The sulfur and phosphorus content in the charge should be as low as possible, at least 0.005% to 0.01% lower than the lower limit of the specification. The weight and chemical composition of all the charges, including various ferroalloys, must be accurately mastered so that the composition of the steel can be controlled by calculation during the smelting process. The charge should be clean, dry and rust-free, especially for gas-sensitive steels and alloys such as nickel-based alloys. The charge and slag must be fully preheated and baked before use.

The block size of the charge should be appropriate to ensure the charging density. Too fine a charge increases the contact area between the charges. When the charge is too large, the bulk density of the entire charge column decreases. Both increase the resistance value of the charge column.

3.3 Charging and Melting

Before charging, the residual steel and slag in the furnace should be removed, and the damage to the furnace lining should be checked. The local damage should be repaired if it turns black due to rapid cooling. The particle size of the repair material should be smaller than the knotting material, and the adhesive used should be slightly more. Large furnaces with severe damage can be hoisted into iron molds for filling and knotting.

Because the induction furnace cools down quickly after steel is tapped, it must be charged quickly. Charge barrels should be used as much as possible. To accelerate melting, the charge should be reasonably distributed according to the temperature distribution in the furnace.

In order to form slag in advance, slag accounting for 1% of the charge weight can be added to the bottom of the furnace before charging. Lime and fluorite are added to alkaline furnaces, and broken glass is added to acid furnaces.

At the beginning of melting, the current is unstable because the inductance and capacitance on the line cannot be matched quickly, so low power can only be supplied in a short time. After the current stabilizes, it should be switched to full load power supply. The capacitance should be adjusted continuously during the melting process to keep the electrical equipment with a high power factor. After the charge is fully melted, the molten steel is heated to a certain degree, and then the input power is reduced according to the smelting requirements.

The appropriate melting time should be controlled. If the melting time is too short, it will cause difficulties in the selection of voltage and capacitance, and if it is too long, it will increase the useless heat loss.

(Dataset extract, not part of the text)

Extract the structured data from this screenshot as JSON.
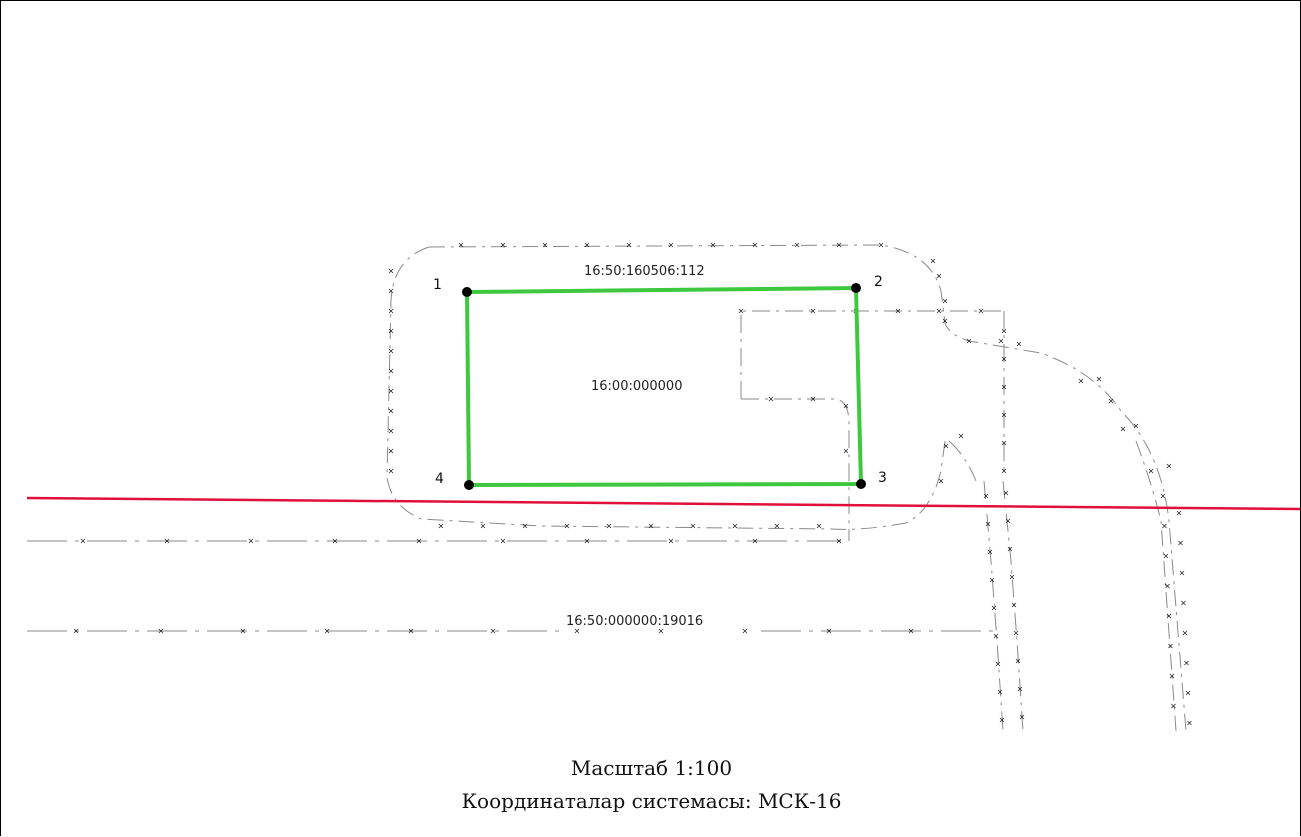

The “bridging” phenomenon will occur if the charge is improperly laid or the charge contains too much rust. Otherwise, the overheating of the bottom molten steel will not only damage the furnace lining, but also cause the molten steel to absorb a large amount of gas.

Due to the electromagnetic stirring, the middle part of the molten steel rises, and the slag often flows to the edge of the crucible and sticks to the furnace wall. Therefore, slag should be continuously added according to the furnace conditions during the melting process.

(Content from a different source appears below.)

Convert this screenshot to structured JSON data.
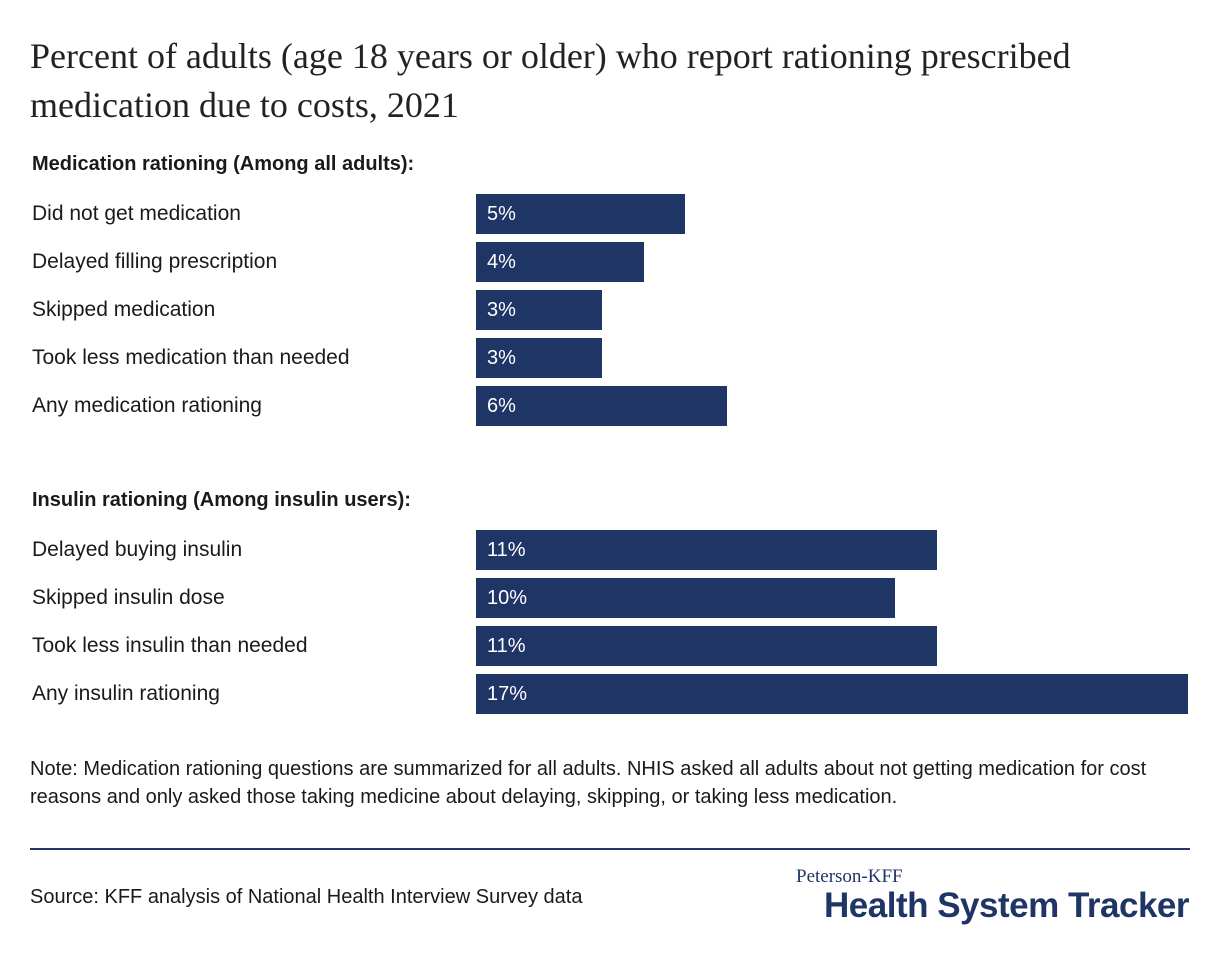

3.4 Refining and deoxidation

Deoxidation is one of the important tasks of induction furnace smelting. In order to achieve a good deoxidation effect, the first thing to do is to choose a slag with suitable composition. The temperature of the induction furnace slag is relatively low, so a slag with a low melting point and good fluidity should be selected. Usually 70% lime and 30% fluorite are used as alkaline slag materials. Since fluorite is constantly volatilized during the smelting process, it should be replenished at any time, but considering the erosion and penetration of fluorite on the crucible, the amount added should not be too much.

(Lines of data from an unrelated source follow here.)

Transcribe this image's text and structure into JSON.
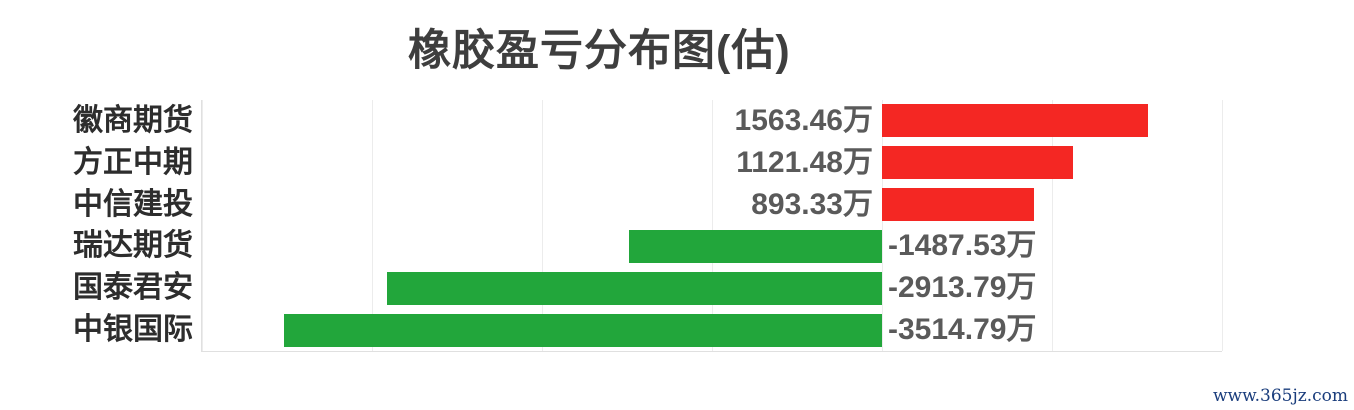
{
  "chart_data": {
    "type": "bar",
    "orientation": "horizontal",
    "title": "橡胶盈亏分布图(估)",
    "categories": [
      "徽商期货",
      "方正中期",
      "中信建投",
      "瑞达期货",
      "国泰君安",
      "中银国际"
    ],
    "values": [
      1563.46,
      1121.48,
      893.33,
      -1487.53,
      -2913.79,
      -3514.79
    ],
    "value_labels": [
      "1563.46万",
      "1121.48万",
      "893.33万",
      "-1487.53万",
      "-2913.79万",
      "-3514.79万"
    ],
    "unit": "万",
    "xlim": [
      -4000,
      2000
    ],
    "tick_step": 1000,
    "grid": true,
    "legend": false,
    "colors": {
      "positive_bar": "#f42723",
      "negative_bar": "#22a63b",
      "grid_line": "#ececec",
      "axis_line": "#e0e0e0",
      "title_text": "#3e3e3e",
      "category_text": "#2d2d2d",
      "value_text": "#5a5a5a"
    }
  },
  "watermark": {
    "text": "www.365jz.com",
    "color": "#1a3d7c"
  }
}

The alloying of the induction furnace is the same as that of the electric arc furnace. Some alloying elements can be added during charging, and some can be added when the deoxidation is good. When the slag is completely reduced, the alloying operation can be carried out. Before the addition of easily oxidizable elements, the reducing slag can be completely or partially removed to increase its recovery rate. Due to the electromagnetic stirring effect, the added ferroalloy generally melts faster and is more evenly distributed.

The temperature before tapping can be measured by an optical pyrometer or an inserted thermocouple. Aluminum can be inserted for final deoxidation before tapping.